Las medidas de retorsión o contramedidas –según el derecho internacional– adoptadas por la Casa Blanca contra la empresa criminal transnacional que mantiene bajo secuestro a Venezuela y destruye sus fundamentos como Estado, lleva a algunos políticos de medianía, más que a los afectados, a reaccionar con indignación. ¡Algo muy extraño!

Cada uno es libre de tener sus afectos o desafectos con el mundo exterior, que en el caso de las naciones iberoamericanas es lo propio frente a Estados Unidos –no ocurre con las de origen lusitano, como Brasil– por razones intestinas, que nos vienen desde las guerras fratricidas por la Independencia.

Con aquel opera una suerte de doble rasero intelectual –lo constato en el mismo epistolario de Simón Bolívar, quien afirma que plaga a América de “miseria en nombre de la libertad” y a la vez recomienda hablar ante los Parlamentos copiando los discursos del “presidente de Estados Unidos”– lo que bien me resume un antiguo colega de la Corte Interamericana: Ustedes mueren y no van al cielo sino a Miami.

Lo cierto es que quienes más se rasgan las vestiduras para endosar otro traje como antiimperialistas de circunstancia o fingir vergüenza de admirar a esa gran nación del norte son los que sufren si el “imperio” les reduce sus privilegios e impide disfrutar de sus mieles.

Corren los años setenta del pasado siglo cuando, al concluir un conversatorio sobre Puerto Rico en la Universidad de Pittsburg, dos dirigentes fundacionales comunistas venezolanos participantes me piden llevarlos a conocer Nueva York, antes de regresar a Caracas. No olvido sus caras, creían estar en la presencia del Dios humanado.

Al caso y en nuestro caso, la mala memoria o la ingratitud –ambas herencias europea y española– omite hechos desdorosos de nuestro recorrido y el auxilio norteamericano siempre presente para sacarnos las castañas del fuego, sin que a cambio nos invadan.

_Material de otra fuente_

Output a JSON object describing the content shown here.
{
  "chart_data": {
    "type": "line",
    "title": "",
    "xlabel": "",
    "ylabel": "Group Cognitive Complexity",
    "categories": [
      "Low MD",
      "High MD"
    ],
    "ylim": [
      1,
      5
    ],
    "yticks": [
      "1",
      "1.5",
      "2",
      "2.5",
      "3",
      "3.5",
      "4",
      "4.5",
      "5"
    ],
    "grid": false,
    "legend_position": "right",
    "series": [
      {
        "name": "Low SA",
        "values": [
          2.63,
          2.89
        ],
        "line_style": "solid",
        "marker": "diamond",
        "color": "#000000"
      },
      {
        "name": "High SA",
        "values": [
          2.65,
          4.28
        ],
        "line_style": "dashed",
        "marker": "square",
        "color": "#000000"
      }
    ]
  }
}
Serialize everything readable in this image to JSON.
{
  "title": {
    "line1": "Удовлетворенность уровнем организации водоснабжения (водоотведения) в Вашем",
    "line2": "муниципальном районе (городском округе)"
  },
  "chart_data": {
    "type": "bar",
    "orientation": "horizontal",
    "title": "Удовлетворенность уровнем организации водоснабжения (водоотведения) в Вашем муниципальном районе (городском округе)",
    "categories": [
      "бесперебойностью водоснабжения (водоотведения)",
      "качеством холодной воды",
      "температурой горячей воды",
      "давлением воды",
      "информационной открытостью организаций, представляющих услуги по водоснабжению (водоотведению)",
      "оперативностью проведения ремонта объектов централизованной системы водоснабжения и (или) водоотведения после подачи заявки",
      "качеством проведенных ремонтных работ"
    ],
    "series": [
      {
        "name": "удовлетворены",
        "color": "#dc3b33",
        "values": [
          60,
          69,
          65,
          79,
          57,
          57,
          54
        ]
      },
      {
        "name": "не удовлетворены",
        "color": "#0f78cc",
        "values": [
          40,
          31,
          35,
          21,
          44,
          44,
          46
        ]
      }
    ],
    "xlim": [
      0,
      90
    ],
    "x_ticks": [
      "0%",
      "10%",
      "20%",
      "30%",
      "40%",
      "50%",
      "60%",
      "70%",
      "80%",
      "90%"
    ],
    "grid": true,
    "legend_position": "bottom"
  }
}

Nos tiende la mano ante un Cipriano Castro que no honra sus deudas con las potencias del Viejo Mundo por daños causados a sus nacionales durante nuestras revoluciones, por lo que media para ponerle fin al bloqueo armado europeo de nuestros puertos; o al Inglaterra intentar quitarnos nuestro costado oriental hasta más allá de las bocas del Orinoco, coludida con los rusos.

El memorándum póstumo de Severo Mallet Prevost, nuestro abogado gringo –“albino” le llamaría Bolívar–, es el que remienda, en efecto, la última situación, que permite al gobierno de Rómulo Betancourt denunciar la corrupción habida durante el dictado del Laudo de París de 1897 y al gobierno de Raúl Leoni firmar el Acuerdo de Ginebra, abriéndonos espacios para la reclamación del Esequibo a partir de 1966; logro que tiran por la borda los felones de Hugo Chávez y Nicolás Maduro.

Rafael Caldera luego denuncia el Tratado de Reciprocidad Comercial con los Estados Unidos –que lo viola este para restringir sus importaciones petroleras– sin que nos agreda el Departamento de Estado; sabiendo, incluso, que perdían los beneficios de nuestra expansión comercial hacia Latinoamérica y el mundo andino.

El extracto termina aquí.